Aside from these main DVs, we also find that participants in the stereotypical condition report significantly more gender anxiety, and see trends towards significance on almost every other variable: how fun the course seems, self-confidence, and long-term interest in studying CS.
a0 <- aov(enroll_intent_all ~ condition, data=ambe)
summary(a0)
## Df Sum Sq Mean Sq F value Pr(>F)
## condition 1 10.23 10.233 3.822 0.0553 .
## Residuals 59 157.96 2.677
## ---
## Signif. codes: 0 '***' 0.001 '**' 0.01 '*' 0.05 '.' 0.1 ' ' 1
plot(enroll_intent_all ~ condition, main="Survey: Enroll Intent by Condition (AMT)", data=ambe)
a1 <- aov(am_be_all ~ condition, data=ambe)
summary(a1)
## Df Sum Sq Mean Sq F value Pr(>F)
## condition 1 5.34 5.337 2.03 0.159
## Residuals 59 155.10 2.629
plot(am_be_all ~ condition, main="Survey: Ambient Belonging by Condition (AMT)", data=ambe)
a2 <- aov(anticip_success_all ~ condition, data=ambe)
summary(a2)
## Df Sum Sq Mean Sq F value Pr(>F)
## condition 1 2.46 2.458 1.642 0.205
## Residuals 59 88.35 1.497
plot(anticip_success_all ~ condition, main="Survey: Anticipated Success by Condition (AMT)", data=ambe)
a3 <- aov(fun_all ~ condition, data=ambe)
summary(a3)
## Df Sum Sq Mean Sq F value Pr(>F)
## condition 1 4.49 4.491 1.863 0.177
## Residuals 59 142.25 2.411
a4 <- aov(cs_talent_all ~ condition, data=ambe)
summary(a4)
## Df Sum Sq Mean Sq F value Pr(>F)
## condition 1 0.24 0.2445 0.217 0.643
## Residuals 59 66.45 1.1262
a5 <- aov(self_conf_all ~ condition, data=ambe)
summary(a5)
## Df Sum Sq Mean Sq F value Pr(>F)
## condition 1 4.23 4.227 1.646 0.205
## Residuals 59 151.54 2.568
a6 <- aov(long_term_all ~ condition, data=ambe)
summary(a6)
## Df Sum Sq Mean Sq F value Pr(>F)
## condition 1 7.94 7.945 2.494 0.12
## Residuals 59 187.92 3.185
a7 <- aov(stereotypical_all ~ condition, data=ambe)
summary(a7)
## Df Sum Sq Mean Sq F value Pr(>F)
## condition 1 3.25 3.246 1.804 0.184
## Residuals 59 106.16 1.799
a8 <- aov(gender_web_all ~ condition, data=ambe)
summary(a8)
## Df Sum Sq Mean Sq F value Pr(>F)
## condition 1 3.24 3.236 4.056 0.0486 *
## Residuals 59 47.07 0.798
## ---
## Signif. codes: 0 '***' 0.001 '**' 0.01 '*' 0.05 '.' 0.1 ' ' 1
a9 <- aov(gender_anxi_all ~ condition, data=ambe)
summary(a9)
## Df Sum Sq Mean Sq F value Pr(>F)
## condition 1 15.08 15.082 5.3 0.0249 *
## Residuals 59 167.89 2.846
## ---
## Signif. codes: 0 '***' 0.001 '**' 0.01 '*' 0.05 '.' 0.1 ' ' 1
Haven’t run the study with the within-subjects design but want to address that here: I think this plays a huge role—showing both interfaces would make the manipulation much stronger. However, this setup seems less experimentally valid to me, so I’m sticking with between-subjects.
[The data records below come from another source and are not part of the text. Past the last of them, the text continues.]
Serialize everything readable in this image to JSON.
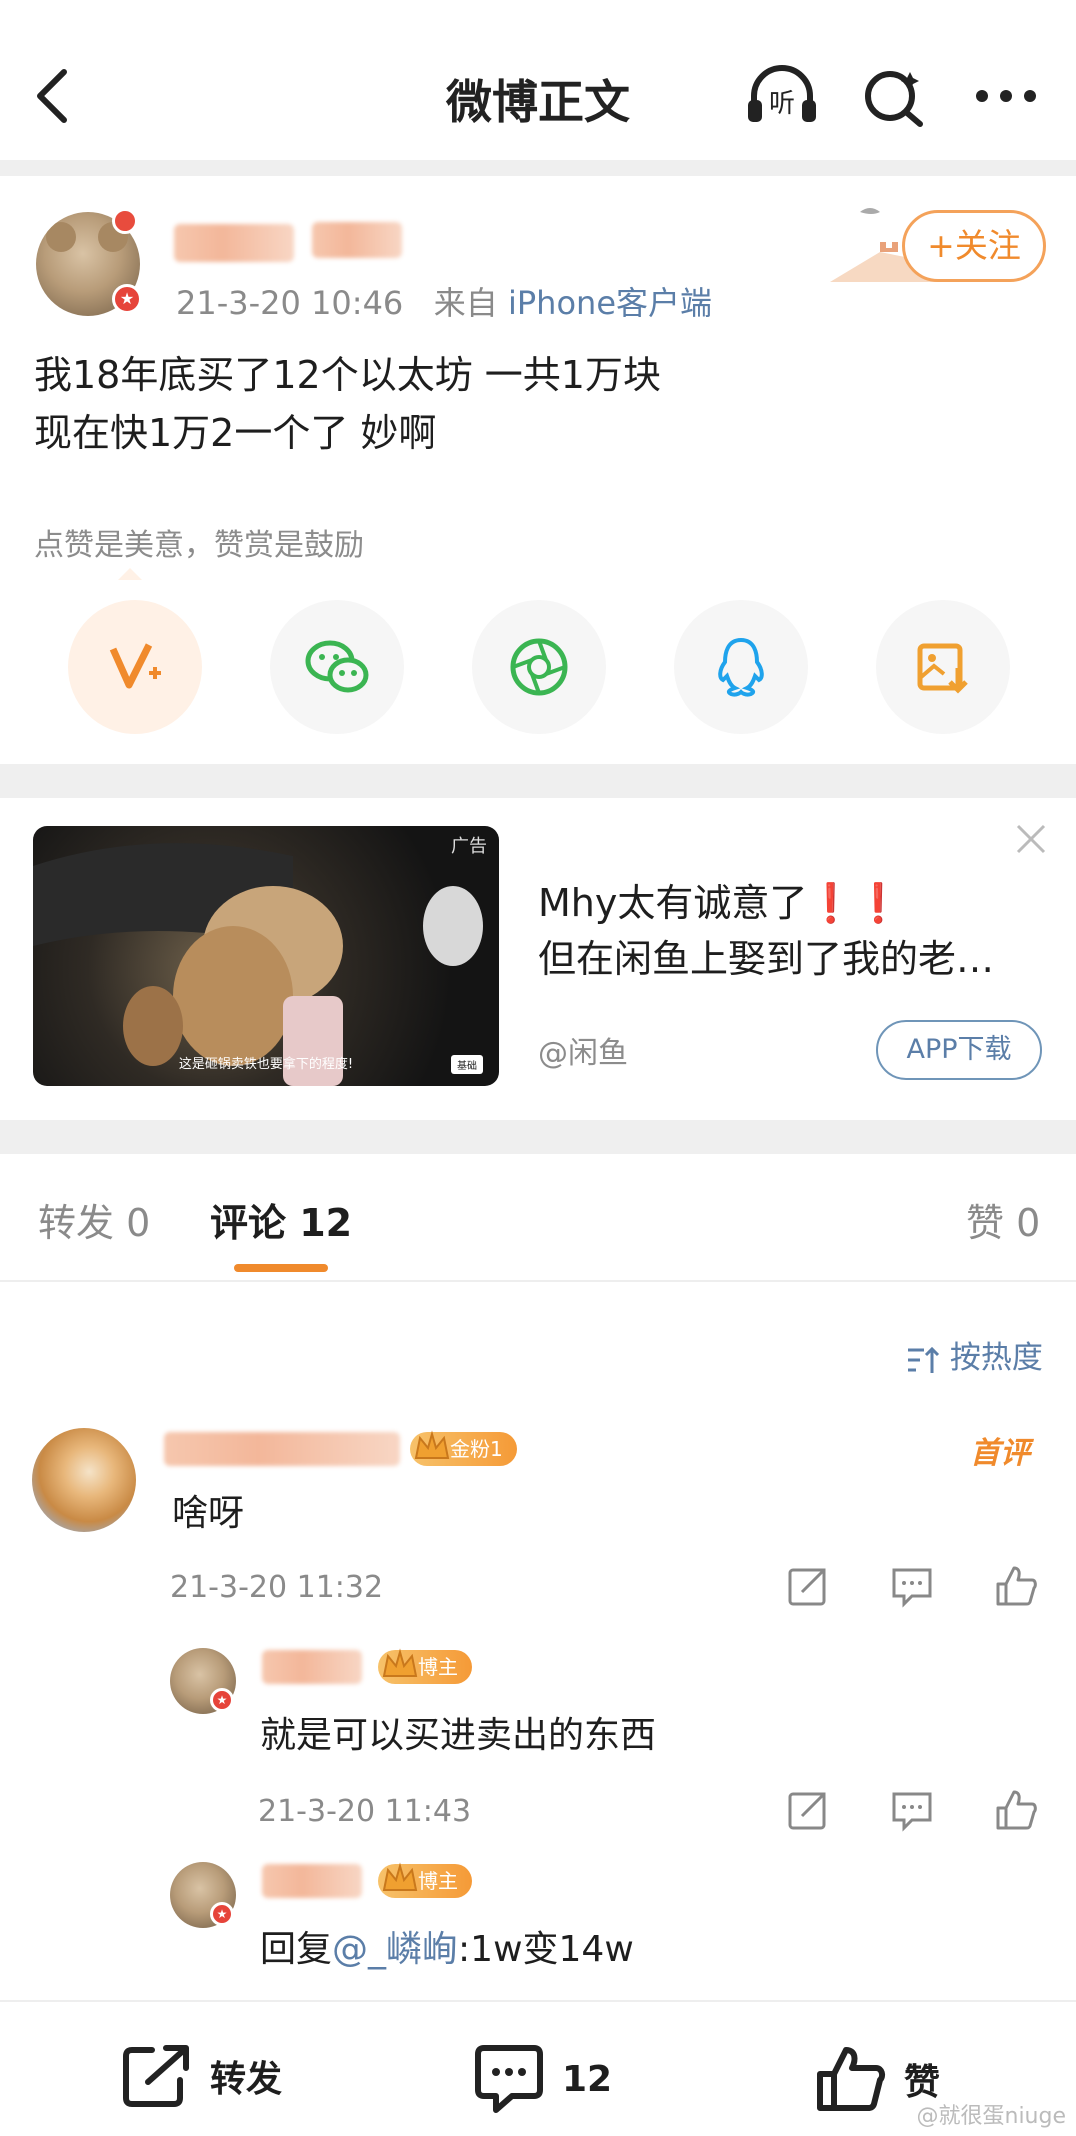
{
  "header": {
    "title": "微博正文"
  },
  "post": {
    "timestamp": "21-3-20 10:46",
    "source_prefix": "来自",
    "source": "iPhone客户端",
    "follow_label": "+关注",
    "content_line1": "我18年底买了12个以太坊 一共1万块",
    "content_line2": "现在快1万2一个了 妙啊",
    "reward_hint": "点赞是美意，赞赏是鼓励"
  },
  "ad": {
    "title_line1": "Mhy太有诚意了❗❗",
    "title_line2": "但在闲鱼上娶到了我的老…",
    "source": "@闲鱼",
    "download_label": "APP下载",
    "ad_tag": "广告",
    "video_caption": "这是砸锅卖铁也要拿下的程度!",
    "video_button": "基础"
  },
  "tabs": {
    "repost": "转发 0",
    "comments": "评论 12",
    "likes": "赞 0"
  },
  "sort_label": "按热度",
  "comments": [
    {
      "badge": "金粉1",
      "first_label": "首评",
      "text": "啥呀",
      "time": "21-3-20 11:32"
    },
    {
      "badge": "博主",
      "text": "就是可以买进卖出的东西",
      "time": "21-3-20 11:43"
    },
    {
      "badge": "博主",
      "reply_prefix": "回复",
      "reply_to": "@_嶙峋",
      "text": ":1w变14w"
    }
  ],
  "bottom": {
    "repost": "转发",
    "comment_count": "12",
    "like": "赞"
  },
  "watermark": "@就很蛋niuge",
  "colors": {
    "accent": "#f08a2c",
    "link": "#5b7ea8",
    "divider": "#efefef"
  }
}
There are a couple directions we can go from here: 1. Run more female participants—given that the effect of a user interface, which is much less immersive than a physical classroom, is weaker than the physical classroom and also weaker than the within-subjects design of the virtual classroom study, it might make sense to run some more participants. We have ~55 female participants now, and could go for ~60 or ~70. 2. Run male participants—I’ve left them out until now, since we expect that they should not display these same trends. If we wanted to more closely match the original study, though, we could run more. At the moment I’ve only run 7 males through the experiement (before deciding only to look at female participants), and already just that number lessens every single effect according to the ANOVAs above. So collecting males would allow uss to report the two-way ANOVAs as done in the virtual classrooms paper. On the other hand, that population is less critical for our main argument, which is that online interfaces impact users psychologically in measurable ways that have concrete downstream effects on behavior.